The 6-speed manual plays the near-perfect wingman. It has Honda’s first rev-matching system, programmed to smooth out shifts until it’s in +R mode, where it zings throttle and plays some acoustic tricks to heighten the driving thrill. The system can be toggled off through the Type R’s Android-based display.
It stops when it needs, too. Ample four-piston Brembo brakes clamp on 13.8-inch front rotors and 12-inch rears. All Type Rs wear 20-inch aluminum wheels wrapped in 245/30R 20 Continental ContiSportContact 6 tires.
Elephant, meet room
The Civic Type R strains at the leash in the best ways, but finds the limits of front-wheel drive about as quickly as you think a 306-hp car would.
The front wheels have a lot of work to do here, with acceleration and steering and braking. All-wheel-drive rivals like the WRX and Golf R thread corners instinctively, masking sloppy footwork with balance.
The Civic Type R rewards a more careful tack. Pivot it into moderate bends, like the lump-free left-hander that leads into Mirabel’s middle ess, and the Type R deftly drifts through. As the pivots get tighter, patience rears its head in the form of understeer. Push the Type R hard into hairpins and it just slides off-line, waiting for you to back off.
Lift the throttle abruptly, and the Type R whips its tail as if to smack your hand with a ruler. Back off carefully, and the track-mode Type R will tuck its tail and move briskly around the bend.
Honda’s set it up to do just that, to overcome its fundamental biases. The Type R gets its own spring, damper, and bushing settings. The front springs are 200 percent stiffer than those in the base hatchback; the rear stabilizer bars, 240 percent stiffer. It also sports new control arms and knuckles, retuned electric steering, and a specific damper setting for each of its three driving modes.
A few laps of Mirabel’s slot-car track and that technique turns into second nature. In +R track mode, the Type R lays way off the steering assist, gives the dampers almost total rein over ride motions.

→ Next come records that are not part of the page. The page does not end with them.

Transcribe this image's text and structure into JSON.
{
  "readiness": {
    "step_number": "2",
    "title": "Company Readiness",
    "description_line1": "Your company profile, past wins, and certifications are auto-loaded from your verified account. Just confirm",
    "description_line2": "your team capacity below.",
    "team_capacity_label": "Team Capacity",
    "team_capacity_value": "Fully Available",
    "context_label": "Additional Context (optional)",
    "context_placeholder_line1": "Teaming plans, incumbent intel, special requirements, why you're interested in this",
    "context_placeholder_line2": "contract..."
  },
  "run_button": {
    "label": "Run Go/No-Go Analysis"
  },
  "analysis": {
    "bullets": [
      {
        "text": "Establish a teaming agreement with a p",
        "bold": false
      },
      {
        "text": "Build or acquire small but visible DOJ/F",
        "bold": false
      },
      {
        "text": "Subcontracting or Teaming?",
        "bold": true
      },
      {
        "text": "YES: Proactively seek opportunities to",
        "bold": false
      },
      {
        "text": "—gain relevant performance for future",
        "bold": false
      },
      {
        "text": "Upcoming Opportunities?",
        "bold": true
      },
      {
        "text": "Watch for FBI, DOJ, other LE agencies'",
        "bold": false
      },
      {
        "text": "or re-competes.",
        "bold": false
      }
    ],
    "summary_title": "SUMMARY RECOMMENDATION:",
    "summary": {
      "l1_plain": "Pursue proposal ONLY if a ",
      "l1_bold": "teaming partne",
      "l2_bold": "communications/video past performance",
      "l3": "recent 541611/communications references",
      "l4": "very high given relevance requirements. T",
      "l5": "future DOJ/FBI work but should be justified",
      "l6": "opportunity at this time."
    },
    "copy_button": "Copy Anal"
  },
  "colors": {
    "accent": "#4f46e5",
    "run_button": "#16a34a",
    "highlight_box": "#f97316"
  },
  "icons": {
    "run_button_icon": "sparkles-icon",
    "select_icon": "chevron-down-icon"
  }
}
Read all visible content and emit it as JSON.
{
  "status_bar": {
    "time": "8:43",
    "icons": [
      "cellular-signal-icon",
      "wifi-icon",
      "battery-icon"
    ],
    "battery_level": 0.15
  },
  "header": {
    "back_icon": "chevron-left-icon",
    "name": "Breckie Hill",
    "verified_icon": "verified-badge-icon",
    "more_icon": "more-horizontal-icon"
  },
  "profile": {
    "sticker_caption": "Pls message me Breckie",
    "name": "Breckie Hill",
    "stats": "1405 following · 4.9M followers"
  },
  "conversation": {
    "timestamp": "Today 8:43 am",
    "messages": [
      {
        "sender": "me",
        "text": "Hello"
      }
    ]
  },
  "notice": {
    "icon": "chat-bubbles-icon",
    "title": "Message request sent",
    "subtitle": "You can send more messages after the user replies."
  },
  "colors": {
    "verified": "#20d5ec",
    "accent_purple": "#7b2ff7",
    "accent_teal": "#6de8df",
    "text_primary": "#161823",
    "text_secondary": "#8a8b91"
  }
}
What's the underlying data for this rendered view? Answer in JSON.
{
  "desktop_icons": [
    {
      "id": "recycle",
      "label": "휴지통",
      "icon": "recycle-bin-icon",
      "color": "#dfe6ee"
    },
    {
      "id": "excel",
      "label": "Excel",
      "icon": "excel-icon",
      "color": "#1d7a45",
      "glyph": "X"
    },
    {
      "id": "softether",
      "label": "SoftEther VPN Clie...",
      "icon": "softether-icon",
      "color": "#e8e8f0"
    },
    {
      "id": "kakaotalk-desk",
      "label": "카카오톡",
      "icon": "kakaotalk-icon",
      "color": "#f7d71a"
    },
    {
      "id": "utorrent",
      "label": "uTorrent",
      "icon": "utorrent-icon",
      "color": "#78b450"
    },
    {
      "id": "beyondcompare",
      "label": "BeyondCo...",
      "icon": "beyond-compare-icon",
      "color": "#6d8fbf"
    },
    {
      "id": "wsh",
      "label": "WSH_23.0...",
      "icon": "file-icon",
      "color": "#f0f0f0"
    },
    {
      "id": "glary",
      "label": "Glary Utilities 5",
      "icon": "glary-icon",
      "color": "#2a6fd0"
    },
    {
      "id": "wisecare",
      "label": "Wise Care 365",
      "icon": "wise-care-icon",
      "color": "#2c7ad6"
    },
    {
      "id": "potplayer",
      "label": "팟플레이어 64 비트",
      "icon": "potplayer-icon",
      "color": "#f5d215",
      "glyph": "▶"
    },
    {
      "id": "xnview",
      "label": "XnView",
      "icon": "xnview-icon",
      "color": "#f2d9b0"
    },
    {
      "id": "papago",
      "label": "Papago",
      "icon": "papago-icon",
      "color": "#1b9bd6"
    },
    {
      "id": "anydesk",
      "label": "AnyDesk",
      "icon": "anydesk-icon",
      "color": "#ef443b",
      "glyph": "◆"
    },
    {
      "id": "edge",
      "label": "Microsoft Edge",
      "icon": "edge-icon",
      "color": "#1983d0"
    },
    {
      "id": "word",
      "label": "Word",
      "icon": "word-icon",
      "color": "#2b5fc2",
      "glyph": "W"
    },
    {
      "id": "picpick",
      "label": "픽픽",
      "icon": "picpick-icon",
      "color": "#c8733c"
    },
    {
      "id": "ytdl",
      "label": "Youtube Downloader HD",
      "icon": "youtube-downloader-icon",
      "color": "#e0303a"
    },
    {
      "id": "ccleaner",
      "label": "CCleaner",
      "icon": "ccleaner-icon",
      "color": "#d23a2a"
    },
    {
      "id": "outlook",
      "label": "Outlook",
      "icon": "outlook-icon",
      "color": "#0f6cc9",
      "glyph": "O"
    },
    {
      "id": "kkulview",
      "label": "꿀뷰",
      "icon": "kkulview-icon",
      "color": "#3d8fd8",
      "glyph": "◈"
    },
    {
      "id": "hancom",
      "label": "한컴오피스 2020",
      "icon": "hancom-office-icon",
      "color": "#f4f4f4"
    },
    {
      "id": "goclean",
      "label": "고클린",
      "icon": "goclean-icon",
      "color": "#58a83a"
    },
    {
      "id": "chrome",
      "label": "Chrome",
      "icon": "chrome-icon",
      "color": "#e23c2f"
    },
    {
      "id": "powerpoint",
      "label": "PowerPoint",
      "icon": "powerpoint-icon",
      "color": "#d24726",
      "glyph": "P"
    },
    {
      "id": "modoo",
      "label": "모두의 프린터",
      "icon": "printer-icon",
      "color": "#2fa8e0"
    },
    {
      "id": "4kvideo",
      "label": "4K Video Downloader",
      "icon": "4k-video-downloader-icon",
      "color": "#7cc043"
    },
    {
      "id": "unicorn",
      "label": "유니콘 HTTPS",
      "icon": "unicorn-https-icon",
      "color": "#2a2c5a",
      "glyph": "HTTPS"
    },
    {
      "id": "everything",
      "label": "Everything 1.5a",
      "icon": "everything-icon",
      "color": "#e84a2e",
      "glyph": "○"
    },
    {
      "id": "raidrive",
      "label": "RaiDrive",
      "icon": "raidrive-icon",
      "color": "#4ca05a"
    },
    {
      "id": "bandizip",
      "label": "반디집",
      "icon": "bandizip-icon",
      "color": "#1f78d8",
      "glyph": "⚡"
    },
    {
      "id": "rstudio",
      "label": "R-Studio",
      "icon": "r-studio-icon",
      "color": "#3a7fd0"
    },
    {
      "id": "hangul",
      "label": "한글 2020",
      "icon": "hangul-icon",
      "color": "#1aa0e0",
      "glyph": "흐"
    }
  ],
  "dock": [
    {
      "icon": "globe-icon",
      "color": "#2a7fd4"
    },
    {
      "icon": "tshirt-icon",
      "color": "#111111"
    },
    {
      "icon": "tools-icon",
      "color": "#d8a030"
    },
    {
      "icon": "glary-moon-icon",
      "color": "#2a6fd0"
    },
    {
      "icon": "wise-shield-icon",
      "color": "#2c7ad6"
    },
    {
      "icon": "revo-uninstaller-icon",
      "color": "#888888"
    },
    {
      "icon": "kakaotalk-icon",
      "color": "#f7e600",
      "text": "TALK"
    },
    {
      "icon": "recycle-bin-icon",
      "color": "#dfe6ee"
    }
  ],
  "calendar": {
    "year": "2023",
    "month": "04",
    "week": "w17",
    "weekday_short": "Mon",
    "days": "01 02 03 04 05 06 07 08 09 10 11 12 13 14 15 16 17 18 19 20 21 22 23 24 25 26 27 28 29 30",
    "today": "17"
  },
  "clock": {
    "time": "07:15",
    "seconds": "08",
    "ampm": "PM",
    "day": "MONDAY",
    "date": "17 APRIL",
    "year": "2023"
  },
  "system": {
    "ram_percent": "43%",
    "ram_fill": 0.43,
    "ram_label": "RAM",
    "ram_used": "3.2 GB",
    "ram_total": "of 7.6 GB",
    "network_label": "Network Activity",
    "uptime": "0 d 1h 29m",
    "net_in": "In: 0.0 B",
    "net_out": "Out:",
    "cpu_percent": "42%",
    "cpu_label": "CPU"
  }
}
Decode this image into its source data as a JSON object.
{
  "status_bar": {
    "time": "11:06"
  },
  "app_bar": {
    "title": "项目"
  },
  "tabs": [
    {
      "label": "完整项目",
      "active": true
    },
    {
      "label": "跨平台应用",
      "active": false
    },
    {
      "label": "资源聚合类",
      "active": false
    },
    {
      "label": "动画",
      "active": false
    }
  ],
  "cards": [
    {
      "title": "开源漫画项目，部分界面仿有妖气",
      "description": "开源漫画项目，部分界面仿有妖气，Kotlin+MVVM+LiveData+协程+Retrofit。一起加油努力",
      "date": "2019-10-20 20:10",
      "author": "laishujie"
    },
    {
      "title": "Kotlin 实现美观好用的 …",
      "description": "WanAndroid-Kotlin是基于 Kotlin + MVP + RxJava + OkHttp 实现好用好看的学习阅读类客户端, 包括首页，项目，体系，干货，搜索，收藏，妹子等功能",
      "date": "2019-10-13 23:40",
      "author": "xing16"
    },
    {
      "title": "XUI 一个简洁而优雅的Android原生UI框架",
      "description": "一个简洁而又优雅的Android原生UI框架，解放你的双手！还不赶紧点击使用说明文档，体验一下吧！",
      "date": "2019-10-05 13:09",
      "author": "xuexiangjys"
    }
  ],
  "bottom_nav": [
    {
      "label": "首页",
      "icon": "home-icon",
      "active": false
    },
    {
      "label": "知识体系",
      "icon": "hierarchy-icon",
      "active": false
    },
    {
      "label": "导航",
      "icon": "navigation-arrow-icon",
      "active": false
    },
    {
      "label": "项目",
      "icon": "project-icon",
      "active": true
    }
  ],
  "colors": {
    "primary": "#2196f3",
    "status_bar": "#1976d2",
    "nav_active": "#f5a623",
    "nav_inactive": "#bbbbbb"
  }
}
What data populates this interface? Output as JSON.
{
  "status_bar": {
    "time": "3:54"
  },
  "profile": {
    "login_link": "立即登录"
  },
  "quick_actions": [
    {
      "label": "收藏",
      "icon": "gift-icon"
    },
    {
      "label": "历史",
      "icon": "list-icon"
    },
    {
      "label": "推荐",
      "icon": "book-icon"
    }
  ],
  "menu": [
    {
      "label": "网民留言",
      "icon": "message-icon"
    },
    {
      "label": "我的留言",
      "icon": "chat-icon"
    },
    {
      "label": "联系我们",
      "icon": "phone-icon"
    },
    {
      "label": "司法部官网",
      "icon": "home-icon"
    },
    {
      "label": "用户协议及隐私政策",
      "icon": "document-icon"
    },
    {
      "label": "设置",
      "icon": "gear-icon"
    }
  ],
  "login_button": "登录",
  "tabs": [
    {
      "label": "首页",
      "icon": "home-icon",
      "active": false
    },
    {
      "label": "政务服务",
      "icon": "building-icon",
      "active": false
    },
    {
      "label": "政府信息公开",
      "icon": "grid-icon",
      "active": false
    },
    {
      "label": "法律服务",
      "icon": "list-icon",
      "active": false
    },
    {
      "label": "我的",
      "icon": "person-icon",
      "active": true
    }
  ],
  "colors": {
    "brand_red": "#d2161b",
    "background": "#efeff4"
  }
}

The dance grows more graceful with each lap. Slash through the straights, wait for the car to shift its weight and limbo just below the understeer threshold. Lift the throttle, rotate the car. Throw it through the wide corners, encourage it gently through the narrow ones. The Type R doesn’t like ham fists and ham feet, but there’s not much else it doesn’t like about going fast.
Line it up
The Civic Type R loves a racing line as much as it loves a body line. It wears lots of them. Possibly, almost all of them. It’s the angriest-looking Civic ever, what with its flared fenders, massive air intakes, and big brake ducts. Honda must have found a sale on aero bits at nearby Bombardier: the Civic’s huge wing flanked by side sills and front winglets.
Tone it all down with gray or black paint, is our suggestion. The other available colors—red, white, and blue—won’t give your eyeholes a moment’s rest.
The cabin’s sewn up with red and black fabric and red thread. The deeply bolstered seats come off spongy but supportive, though like other Civics, we have a hard time finding a perfect seating position. (The Civic’s telescope-wheel adjustment sits near the firewall, so bring your long arms.) The gauges have a multi-mode meter that switches from grip levels to a boost gauge to a lap timer. Aluminum cools the tip of the shift lever.
Your Type R money—$34,775, with no options—gets you 20-inch wheels with 245/30ZR Conti tires, the aero add-ons, performance meters, sport seats and pedals, sport steering wheel, 7.0-inch touchscreen infotainment, navigation, Android Auto and Apple CarPlay, a 12-speaker 540-watt stereo, dual-zone automatic climate control, keyless ignition, LED headlights, and a serial number plate on the console.